24. August 2010
Allergene, die über die Luft in die Atemwege gelangen, werden als Inhalationsallergene bezeichnet. Dazu gehören Pollen, Gräser und Staub.
Allergene sind Substanzen, die im Körper Überempfindlichkeitsreaktionen auslösen. Man unterscheidet zwischen verschiedenen Arten von Allergenen. So gibt es Kontaktallergene, Nahrungsmittelallergene, Insektenstich-Allergene und IgE-Allergene. Besonders verbreitet sind Allergene, die über die Atmung in den Körper gelangen. Diese werden als Inhalations- oder Aeroallergene bezeichnet. Dazu zählen vor allem Pollen, Staub und Gräser.

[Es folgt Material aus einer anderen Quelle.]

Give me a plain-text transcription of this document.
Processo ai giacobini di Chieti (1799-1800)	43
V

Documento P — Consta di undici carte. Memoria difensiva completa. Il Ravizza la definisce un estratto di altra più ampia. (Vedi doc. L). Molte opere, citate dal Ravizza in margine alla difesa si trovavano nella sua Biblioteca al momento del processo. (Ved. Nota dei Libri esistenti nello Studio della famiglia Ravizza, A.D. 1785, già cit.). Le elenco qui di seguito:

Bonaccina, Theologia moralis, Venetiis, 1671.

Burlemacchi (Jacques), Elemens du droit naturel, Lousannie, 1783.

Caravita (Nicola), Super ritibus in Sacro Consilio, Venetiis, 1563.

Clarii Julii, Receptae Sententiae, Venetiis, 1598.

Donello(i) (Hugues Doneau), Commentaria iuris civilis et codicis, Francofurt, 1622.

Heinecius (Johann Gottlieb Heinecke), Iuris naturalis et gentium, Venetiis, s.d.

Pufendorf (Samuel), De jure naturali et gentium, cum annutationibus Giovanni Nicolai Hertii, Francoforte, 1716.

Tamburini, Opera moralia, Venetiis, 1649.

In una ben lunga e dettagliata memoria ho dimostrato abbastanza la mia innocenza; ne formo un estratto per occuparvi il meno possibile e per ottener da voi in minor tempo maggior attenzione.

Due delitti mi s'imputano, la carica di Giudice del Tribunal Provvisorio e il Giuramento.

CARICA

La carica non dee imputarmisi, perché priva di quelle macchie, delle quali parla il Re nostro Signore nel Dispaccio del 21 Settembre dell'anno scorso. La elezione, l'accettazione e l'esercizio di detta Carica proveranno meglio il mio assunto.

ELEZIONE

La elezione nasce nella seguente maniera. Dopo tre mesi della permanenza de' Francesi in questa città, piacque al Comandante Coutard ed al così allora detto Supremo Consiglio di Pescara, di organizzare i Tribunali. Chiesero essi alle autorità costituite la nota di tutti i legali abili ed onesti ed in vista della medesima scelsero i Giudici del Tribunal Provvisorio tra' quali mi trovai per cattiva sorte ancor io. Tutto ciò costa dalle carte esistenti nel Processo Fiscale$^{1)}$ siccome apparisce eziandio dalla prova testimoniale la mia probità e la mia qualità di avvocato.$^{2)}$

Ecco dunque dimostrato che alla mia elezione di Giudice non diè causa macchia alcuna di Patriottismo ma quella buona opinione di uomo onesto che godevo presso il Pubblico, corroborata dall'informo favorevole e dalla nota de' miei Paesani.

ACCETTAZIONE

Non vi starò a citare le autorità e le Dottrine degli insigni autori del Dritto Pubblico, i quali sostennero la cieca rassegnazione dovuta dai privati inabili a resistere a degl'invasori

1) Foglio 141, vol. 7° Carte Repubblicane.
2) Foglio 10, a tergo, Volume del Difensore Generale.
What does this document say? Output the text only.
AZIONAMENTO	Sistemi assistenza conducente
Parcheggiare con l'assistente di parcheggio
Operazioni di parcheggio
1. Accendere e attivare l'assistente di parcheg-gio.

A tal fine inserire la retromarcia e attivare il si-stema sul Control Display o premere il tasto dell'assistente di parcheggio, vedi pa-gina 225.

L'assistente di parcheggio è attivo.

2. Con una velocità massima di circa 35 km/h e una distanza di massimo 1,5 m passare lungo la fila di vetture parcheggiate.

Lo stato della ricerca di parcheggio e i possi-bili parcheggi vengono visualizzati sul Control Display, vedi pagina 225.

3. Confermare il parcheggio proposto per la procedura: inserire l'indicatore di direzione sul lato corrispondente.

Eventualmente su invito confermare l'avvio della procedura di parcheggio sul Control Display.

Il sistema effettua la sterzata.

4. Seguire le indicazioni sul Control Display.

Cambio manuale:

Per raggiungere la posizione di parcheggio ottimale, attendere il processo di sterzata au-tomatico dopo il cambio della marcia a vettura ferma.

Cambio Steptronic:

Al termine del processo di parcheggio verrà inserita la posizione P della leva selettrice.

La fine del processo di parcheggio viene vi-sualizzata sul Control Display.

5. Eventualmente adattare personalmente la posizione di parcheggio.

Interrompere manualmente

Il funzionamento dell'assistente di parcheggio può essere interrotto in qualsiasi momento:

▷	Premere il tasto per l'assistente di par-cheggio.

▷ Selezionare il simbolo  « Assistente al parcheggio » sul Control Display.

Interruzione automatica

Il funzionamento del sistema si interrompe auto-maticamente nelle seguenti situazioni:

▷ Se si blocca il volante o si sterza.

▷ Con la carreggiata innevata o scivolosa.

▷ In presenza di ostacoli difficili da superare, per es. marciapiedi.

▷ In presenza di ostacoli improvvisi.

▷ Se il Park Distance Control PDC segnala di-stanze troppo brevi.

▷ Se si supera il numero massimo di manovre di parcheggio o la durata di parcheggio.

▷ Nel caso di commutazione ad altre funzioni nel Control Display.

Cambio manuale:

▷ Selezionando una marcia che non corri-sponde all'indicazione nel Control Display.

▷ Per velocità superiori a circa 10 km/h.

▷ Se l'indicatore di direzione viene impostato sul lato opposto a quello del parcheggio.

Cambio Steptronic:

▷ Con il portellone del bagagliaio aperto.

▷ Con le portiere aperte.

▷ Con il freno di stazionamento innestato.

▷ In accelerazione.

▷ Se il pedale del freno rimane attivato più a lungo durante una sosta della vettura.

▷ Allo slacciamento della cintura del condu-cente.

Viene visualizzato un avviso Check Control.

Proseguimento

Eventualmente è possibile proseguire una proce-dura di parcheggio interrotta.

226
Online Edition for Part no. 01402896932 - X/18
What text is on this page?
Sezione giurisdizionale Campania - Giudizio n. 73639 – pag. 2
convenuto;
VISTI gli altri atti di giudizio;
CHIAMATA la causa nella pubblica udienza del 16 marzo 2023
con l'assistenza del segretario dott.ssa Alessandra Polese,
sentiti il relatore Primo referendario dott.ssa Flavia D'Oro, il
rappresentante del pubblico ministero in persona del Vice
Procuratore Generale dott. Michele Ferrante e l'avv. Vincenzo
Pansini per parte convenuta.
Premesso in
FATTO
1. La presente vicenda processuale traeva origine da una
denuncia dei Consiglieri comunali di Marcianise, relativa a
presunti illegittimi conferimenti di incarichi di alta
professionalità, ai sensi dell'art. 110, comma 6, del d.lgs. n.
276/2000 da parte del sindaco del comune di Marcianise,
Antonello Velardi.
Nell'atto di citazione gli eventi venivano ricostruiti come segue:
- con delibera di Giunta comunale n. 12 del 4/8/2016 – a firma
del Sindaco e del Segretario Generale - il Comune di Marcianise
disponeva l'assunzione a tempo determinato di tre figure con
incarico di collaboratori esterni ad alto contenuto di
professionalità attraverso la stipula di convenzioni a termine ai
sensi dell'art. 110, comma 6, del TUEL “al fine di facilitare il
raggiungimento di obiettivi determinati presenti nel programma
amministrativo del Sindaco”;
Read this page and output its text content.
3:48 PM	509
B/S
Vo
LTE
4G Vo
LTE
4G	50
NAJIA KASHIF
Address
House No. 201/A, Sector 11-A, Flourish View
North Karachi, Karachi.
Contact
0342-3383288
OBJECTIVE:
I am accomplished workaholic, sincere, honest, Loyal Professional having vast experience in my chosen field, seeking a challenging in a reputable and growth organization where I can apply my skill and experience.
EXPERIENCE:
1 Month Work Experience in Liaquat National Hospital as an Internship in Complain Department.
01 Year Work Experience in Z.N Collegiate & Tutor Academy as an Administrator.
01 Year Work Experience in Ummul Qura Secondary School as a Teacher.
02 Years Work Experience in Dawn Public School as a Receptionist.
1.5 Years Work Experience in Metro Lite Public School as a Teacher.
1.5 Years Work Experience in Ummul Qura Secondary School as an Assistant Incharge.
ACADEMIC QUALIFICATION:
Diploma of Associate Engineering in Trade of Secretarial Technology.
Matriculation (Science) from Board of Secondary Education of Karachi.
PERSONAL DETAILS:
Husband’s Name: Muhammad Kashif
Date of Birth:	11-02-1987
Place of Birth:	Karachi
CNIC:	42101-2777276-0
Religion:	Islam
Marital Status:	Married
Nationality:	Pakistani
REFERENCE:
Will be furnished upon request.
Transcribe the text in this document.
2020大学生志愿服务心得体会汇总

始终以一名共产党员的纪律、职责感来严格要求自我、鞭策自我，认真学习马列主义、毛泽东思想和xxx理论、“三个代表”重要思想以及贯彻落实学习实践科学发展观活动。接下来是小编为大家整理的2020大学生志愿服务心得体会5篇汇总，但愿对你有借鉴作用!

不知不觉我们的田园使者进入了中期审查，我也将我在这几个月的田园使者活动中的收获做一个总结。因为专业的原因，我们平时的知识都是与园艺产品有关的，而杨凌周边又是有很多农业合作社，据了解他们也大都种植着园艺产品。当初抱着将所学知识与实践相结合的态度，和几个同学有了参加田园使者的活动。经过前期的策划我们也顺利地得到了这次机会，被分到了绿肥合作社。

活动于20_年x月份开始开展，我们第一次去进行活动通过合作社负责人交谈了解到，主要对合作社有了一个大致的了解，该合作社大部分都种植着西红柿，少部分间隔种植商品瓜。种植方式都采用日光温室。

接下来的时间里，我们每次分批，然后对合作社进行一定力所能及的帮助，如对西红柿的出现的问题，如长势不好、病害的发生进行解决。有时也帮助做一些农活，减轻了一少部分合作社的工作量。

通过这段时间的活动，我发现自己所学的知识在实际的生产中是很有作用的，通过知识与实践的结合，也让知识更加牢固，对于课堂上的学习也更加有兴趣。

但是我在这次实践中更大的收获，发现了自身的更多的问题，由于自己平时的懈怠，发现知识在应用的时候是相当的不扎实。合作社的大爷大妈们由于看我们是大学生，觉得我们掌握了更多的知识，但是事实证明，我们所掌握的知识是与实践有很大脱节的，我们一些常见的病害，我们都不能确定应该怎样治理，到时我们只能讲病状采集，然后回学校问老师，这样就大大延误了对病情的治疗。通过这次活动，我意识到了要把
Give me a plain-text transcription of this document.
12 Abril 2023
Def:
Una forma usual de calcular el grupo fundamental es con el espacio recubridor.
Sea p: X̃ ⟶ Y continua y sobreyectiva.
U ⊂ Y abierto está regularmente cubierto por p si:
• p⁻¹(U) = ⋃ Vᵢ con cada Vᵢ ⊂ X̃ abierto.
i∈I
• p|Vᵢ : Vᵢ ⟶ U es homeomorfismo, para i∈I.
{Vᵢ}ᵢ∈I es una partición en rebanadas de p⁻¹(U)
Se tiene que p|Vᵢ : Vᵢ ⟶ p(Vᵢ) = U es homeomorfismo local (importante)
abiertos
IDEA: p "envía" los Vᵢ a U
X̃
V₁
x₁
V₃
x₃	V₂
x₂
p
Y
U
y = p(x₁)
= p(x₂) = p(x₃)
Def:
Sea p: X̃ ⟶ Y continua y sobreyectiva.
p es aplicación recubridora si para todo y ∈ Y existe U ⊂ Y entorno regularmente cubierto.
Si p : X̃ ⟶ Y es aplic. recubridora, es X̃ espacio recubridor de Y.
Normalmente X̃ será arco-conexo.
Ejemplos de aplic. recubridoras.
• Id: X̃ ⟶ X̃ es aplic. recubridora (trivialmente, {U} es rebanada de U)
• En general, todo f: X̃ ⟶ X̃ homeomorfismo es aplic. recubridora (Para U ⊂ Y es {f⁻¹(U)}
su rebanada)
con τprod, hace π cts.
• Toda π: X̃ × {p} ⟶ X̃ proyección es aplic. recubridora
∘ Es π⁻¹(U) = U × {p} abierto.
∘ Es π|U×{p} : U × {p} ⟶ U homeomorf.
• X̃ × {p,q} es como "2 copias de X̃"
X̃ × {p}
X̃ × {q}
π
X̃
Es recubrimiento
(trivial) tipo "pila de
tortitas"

Inhalationsallergene werden über die Luft eingeatmet und gelangen auf diese Weise in die Atemwege. Besonders häufig verbreitet sind Pollen, die den so genannten Heuschnupfen verursachen, der sich mit Fließschnupfen, Niesanfällen und verstopfter Nase bemerkbar macht. Heuschnupfen bezeichnet man in der Medizin auch als saisonale Rhinitis oder Pollinosis. Die Aktivität der Pollenallergene ist jahreszeitlich begrenzt. So sind Baumpollen vor allem in den Monaten April bis Juni unterwegs, während Gräserpollen hauptsächlich von Mai bis August aktiv sind. Schimmelsporen befinden sich von Juni bis September in der Luft. Aber auch Pollen von Unkräutern können Inhalationsallergien auslösen. Vor allem windblütige Pflanzen stellen eine Gefahr für Allergiker dar. Diese geben große Mengen von ihren Pollen an die Umgebung ab, sodass sie zahlreich in der Luft zu finden sind. In Mittel- und Westeuropa werden Inhalationsallergien vor allem von Gräserpollen verursacht.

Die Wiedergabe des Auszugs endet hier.